My upcoming course will take this to a next level, which I will be announcing soon. But I assure you, you CAN learn Kanji in record time.
Here is my one month video below: More to come soon! cheers
Dear Marcus,
After thoroughly reading this post I have to say I feel pretty frustrated since the most important part which is radicals/primitives and how to properly utilize them is not trully explained in my opinion. How come do you have 350 radicals to work with when it is said there are 214 historical ones. Where can I find such material ?
Thank you
Adriano hello! Thank you for your comment! First things first, thanks for reading the article, and secondly, I know how you feel, try your best not to get frustrated! In the beginning, as we learn a new language, one of our biggest areas of stress, is “perceptual stress”, how we think and feel about the task ahead of us. I’ve based my techniques on the list of Kanji and radicals from the James Heisig Method, so I used this is a kind of “map” to navigate the creation of my systems using a pre-existing index. In the article, I say there are about 350 “pieces” that I encountered overall that represent most of what we need to function. In fact, when people talk about “radicals’, “primitives” and “pieces” it can all get a bit confusing! lol, I think I meant to put “350 pieces” in my graphic and put “350 radicals” instead.

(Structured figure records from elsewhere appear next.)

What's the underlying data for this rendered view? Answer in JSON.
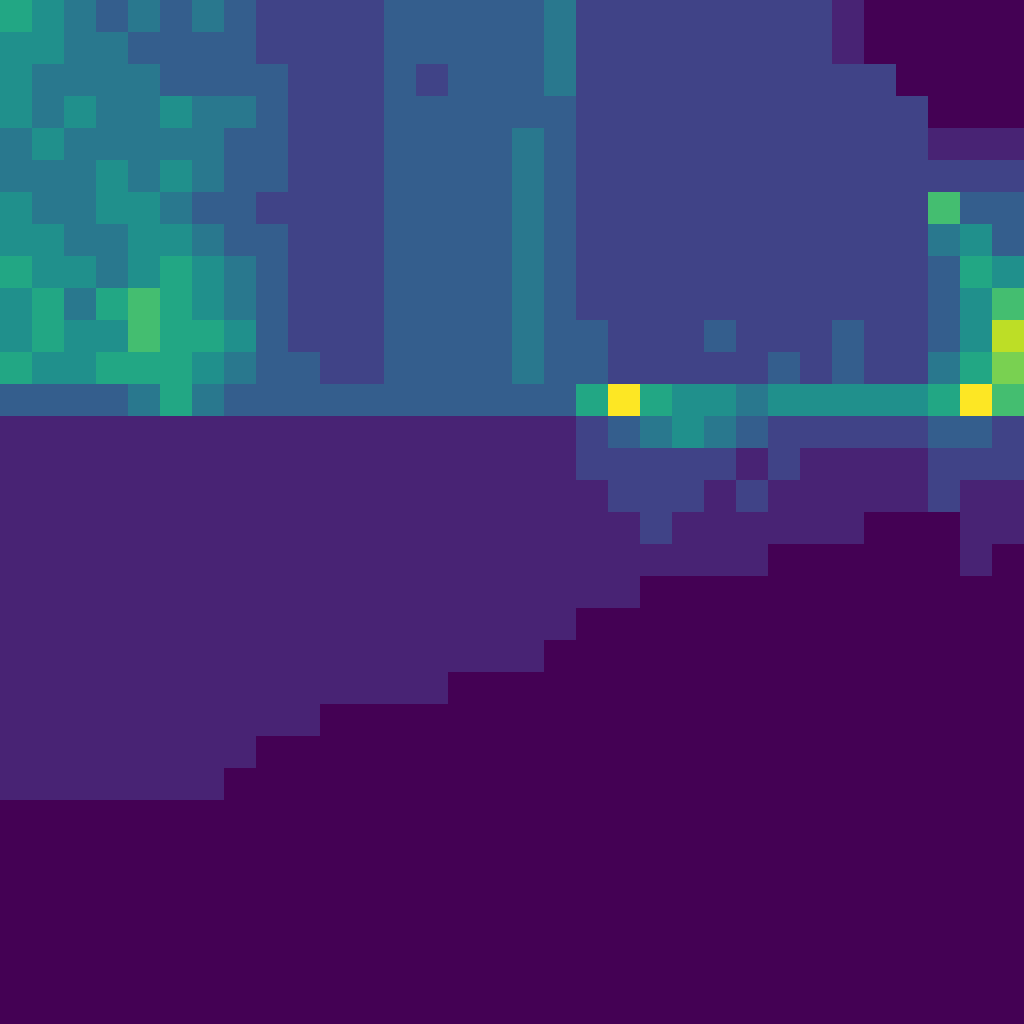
{
  "chart_data": {
    "type": "heatmap",
    "color": "viridis",
    "tick_labels": false,
    "cells": [
      [
        6,
        5,
        4,
        3,
        4,
        3,
        4,
        3,
        2,
        2,
        2,
        2,
        3,
        3,
        3,
        3,
        3,
        4,
        2,
        2,
        2,
        2,
        2,
        2,
        2,
        2,
        1,
        0,
        0,
        0,
        0,
        0
      ],
      [
        5,
        5,
        4,
        4,
        3,
        3,
        3,
        3,
        2,
        2,
        2,
        2,
        3,
        3,
        3,
        3,
        3,
        4,
        2,
        2,
        2,
        2,
        2,
        2,
        2,
        2,
        1,
        0,
        0,
        0,
        0,
        0
      ],
      [
        5,
        4,
        4,
        4,
        4,
        3,
        3,
        3,
        3,
        2,
        2,
        2,
        3,
        2,
        3,
        3,
        3,
        4,
        2,
        2,
        2,
        2,
        2,
        2,
        2,
        2,
        2,
        2,
        0,
        0,
        0,
        0
      ],
      [
        5,
        4,
        5,
        4,
        4,
        5,
        4,
        4,
        3,
        2,
        2,
        2,
        3,
        3,
        3,
        3,
        3,
        3,
        2,
        2,
        2,
        2,
        2,
        2,
        2,
        2,
        2,
        2,
        2,
        0,
        0,
        0
      ],
      [
        4,
        5,
        4,
        4,
        4,
        4,
        4,
        3,
        3,
        2,
        2,
        2,
        3,
        3,
        3,
        3,
        4,
        3,
        2,
        2,
        2,
        2,
        2,
        2,
        2,
        2,
        2,
        2,
        2,
        1,
        1,
        1
      ],
      [
        4,
        4,
        4,
        5,
        4,
        5,
        4,
        3,
        3,
        2,
        2,
        2,
        3,
        3,
        3,
        3,
        4,
        3,
        2,
        2,
        2,
        2,
        2,
        2,
        2,
        2,
        2,
        2,
        2,
        2,
        2,
        2
      ],
      [
        5,
        4,
        4,
        5,
        5,
        4,
        3,
        3,
        2,
        2,
        2,
        2,
        3,
        3,
        3,
        3,
        4,
        3,
        2,
        2,
        2,
        2,
        2,
        2,
        2,
        2,
        2,
        2,
        2,
        7,
        3,
        3
      ],
      [
        5,
        5,
        4,
        4,
        5,
        5,
        4,
        3,
        3,
        2,
        2,
        2,
        3,
        3,
        3,
        3,
        4,
        3,
        2,
        2,
        2,
        2,
        2,
        2,
        2,
        2,
        2,
        2,
        2,
        4,
        5,
        3
      ],
      [
        6,
        5,
        5,
        4,
        5,
        6,
        5,
        4,
        3,
        2,
        2,
        2,
        3,
        3,
        3,
        3,
        4,
        3,
        2,
        2,
        2,
        2,
        2,
        2,
        2,
        2,
        2,
        2,
        2,
        3,
        6,
        5
      ],
      [
        5,
        6,
        4,
        6,
        7,
        6,
        5,
        4,
        3,
        2,
        2,
        2,
        3,
        3,
        3,
        3,
        4,
        3,
        2,
        2,
        2,
        2,
        2,
        2,
        2,
        2,
        2,
        2,
        2,
        3,
        5,
        7
      ],
      [
        5,
        6,
        5,
        5,
        7,
        6,
        6,
        5,
        3,
        2,
        2,
        2,
        3,
        3,
        3,
        3,
        4,
        3,
        3,
        2,
        2,
        2,
        3,
        2,
        2,
        2,
        3,
        2,
        2,
        3,
        5,
        9
      ],
      [
        6,
        5,
        5,
        6,
        6,
        6,
        5,
        4,
        3,
        3,
        2,
        2,
        3,
        3,
        3,
        3,
        4,
        3,
        3,
        2,
        2,
        2,
        2,
        2,
        3,
        2,
        3,
        2,
        2,
        4,
        6,
        8
      ],
      [
        3,
        3,
        3,
        3,
        4,
        6,
        4,
        3,
        3,
        3,
        3,
        3,
        3,
        3,
        3,
        3,
        3,
        3,
        6,
        10,
        6,
        5,
        5,
        4,
        5,
        5,
        5,
        5,
        5,
        6,
        10,
        7
      ],
      [
        1,
        1,
        1,
        1,
        1,
        1,
        1,
        1,
        1,
        1,
        1,
        1,
        1,
        1,
        1,
        1,
        1,
        1,
        2,
        3,
        4,
        5,
        4,
        3,
        2,
        2,
        2,
        2,
        2,
        3,
        3,
        2
      ],
      [
        1,
        1,
        1,
        1,
        1,
        1,
        1,
        1,
        1,
        1,
        1,
        1,
        1,
        1,
        1,
        1,
        1,
        1,
        2,
        2,
        2,
        2,
        2,
        1,
        2,
        1,
        1,
        1,
        1,
        2,
        2,
        2
      ],
      [
        1,
        1,
        1,
        1,
        1,
        1,
        1,
        1,
        1,
        1,
        1,
        1,
        1,
        1,
        1,
        1,
        1,
        1,
        1,
        2,
        2,
        2,
        1,
        2,
        1,
        1,
        1,
        1,
        1,
        2,
        1,
        1
      ],
      [
        1,
        1,
        1,
        1,
        1,
        1,
        1,
        1,
        1,
        1,
        1,
        1,
        1,
        1,
        1,
        1,
        1,
        1,
        1,
        1,
        2,
        1,
        1,
        1,
        1,
        1,
        1,
        0,
        0,
        0,
        1,
        1
      ],
      [
        1,
        1,
        1,
        1,
        1,
        1,
        1,
        1,
        1,
        1,
        1,
        1,
        1,
        1,
        1,
        1,
        1,
        1,
        1,
        1,
        1,
        1,
        1,
        1,
        0,
        0,
        0,
        0,
        0,
        0,
        1,
        0
      ],
      [
        1,
        1,
        1,
        1,
        1,
        1,
        1,
        1,
        1,
        1,
        1,
        1,
        1,
        1,
        1,
        1,
        1,
        1,
        1,
        1,
        0,
        0,
        0,
        0,
        0,
        0,
        0,
        0,
        0,
        0,
        0,
        0
      ],
      [
        1,
        1,
        1,
        1,
        1,
        1,
        1,
        1,
        1,
        1,
        1,
        1,
        1,
        1,
        1,
        1,
        1,
        1,
        0,
        0,
        0,
        0,
        0,
        0,
        0,
        0,
        0,
        0,
        0,
        0,
        0,
        0
      ],
      [
        1,
        1,
        1,
        1,
        1,
        1,
        1,
        1,
        1,
        1,
        1,
        1,
        1,
        1,
        1,
        1,
        1,
        0,
        0,
        0,
        0,
        0,
        0,
        0,
        0,
        0,
        0,
        0,
        0,
        0,
        0,
        0
      ],
      [
        1,
        1,
        1,
        1,
        1,
        1,
        1,
        1,
        1,
        1,
        1,
        1,
        1,
        1,
        0,
        0,
        0,
        0,
        0,
        0,
        0,
        0,
        0,
        0,
        0,
        0,
        0,
        0,
        0,
        0,
        0,
        0
      ],
      [
        1,
        1,
        1,
        1,
        1,
        1,
        1,
        1,
        1,
        1,
        0,
        0,
        0,
        0,
        0,
        0,
        0,
        0,
        0,
        0,
        0,
        0,
        0,
        0,
        0,
        0,
        0,
        0,
        0,
        0,
        0,
        0
      ],
      [
        1,
        1,
        1,
        1,
        1,
        1,
        1,
        1,
        0,
        0,
        0,
        0,
        0,
        0,
        0,
        0,
        0,
        0,
        0,
        0,
        0,
        0,
        0,
        0,
        0,
        0,
        0,
        0,
        0,
        0,
        0,
        0
      ],
      [
        1,
        1,
        1,
        1,
        1,
        1,
        1,
        0,
        0,
        0,
        0,
        0,
        0,
        0,
        0,
        0,
        0,
        0,
        0,
        0,
        0,
        0,
        0,
        0,
        0,
        0,
        0,
        0,
        0,
        0,
        0,
        0
      ],
      [
        0,
        0,
        0,
        0,
        0,
        0,
        0,
        0,
        0,
        0,
        0,
        0,
        0,
        0,
        0,
        0,
        0,
        0,
        0,
        0,
        0,
        0,
        0,
        0,
        0,
        0,
        0,
        0,
        0,
        0,
        0,
        0
      ],
      [
        0,
        0,
        0,
        0,
        0,
        0,
        0,
        0,
        0,
        0,
        0,
        0,
        0,
        0,
        0,
        0,
        0,
        0,
        0,
        0,
        0,
        0,
        0,
        0,
        0,
        0,
        0,
        0,
        0,
        0,
        0,
        0
      ],
      [
        0,
        0,
        0,
        0,
        0,
        0,
        0,
        0,
        0,
        0,
        0,
        0,
        0,
        0,
        0,
        0,
        0,
        0,
        0,
        0,
        0,
        0,
        0,
        0,
        0,
        0,
        0,
        0,
        0,
        0,
        0,
        0
      ],
      [
        0,
        0,
        0,
        0,
        0,
        0,
        0,
        0,
        0,
        0,
        0,
        0,
        0,
        0,
        0,
        0,
        0,
        0,
        0,
        0,
        0,
        0,
        0,
        0,
        0,
        0,
        0,
        0,
        0,
        0,
        0,
        0
      ],
      [
        0,
        0,
        0,
        0,
        0,
        0,
        0,
        0,
        0,
        0,
        0,
        0,
        0,
        0,
        0,
        0,
        0,
        0,
        0,
        0,
        0,
        0,
        0,
        0,
        0,
        0,
        0,
        0,
        0,
        0,
        0,
        0
      ],
      [
        0,
        0,
        0,
        0,
        0,
        0,
        0,
        0,
        0,
        0,
        0,
        0,
        0,
        0,
        0,
        0,
        0,
        0,
        0,
        0,
        0,
        0,
        0,
        0,
        0,
        0,
        0,
        0,
        0,
        0,
        0,
        0
      ],
      [
        0,
        0,
        0,
        0,
        0,
        0,
        0,
        0,
        0,
        0,
        0,
        0,
        0,
        0,
        0,
        0,
        0,
        0,
        0,
        0,
        0,
        0,
        0,
        0,
        0,
        0,
        0,
        0,
        0,
        0,
        0,
        0
      ]
    ]
  }
}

The most important thing though : What you will learn when you master all the 214 radicals is
that most of the radicals have various forms (which are not counted) and then there are also about a 100+ Kanji to learn individually (that do not have Onymoi and Kunyomi reading) that you need to know to read the JLPT list. Many of the radicals/pieces you encounter have different forms (which are generally not counted) and these are some of the extra “pieces” that i refer to. I will actually edit the graphic in this article, re: “350 radicals” as it is a bit misleading. For example “person” is 人 which has three other variants 𠂉 𠆢 亻. These variants are just how they are written when used IN other Kanji, like 傘 (umbrella) or 似る (resembles). Another example, like “hand” 手 can be written as 龵 or 扌 when used in a Kanji for example 技(skill) or 看 (billboard). So for me, I stopped trying to count used weird words like “radicals”, “variants” and “primitives” because that was a constant headache! i just said “pieces” and simplified things. So I will update the graphic to say “350 pieces” as that is what was referring to in the article!
please tell me how is your Japanese learning journey is going?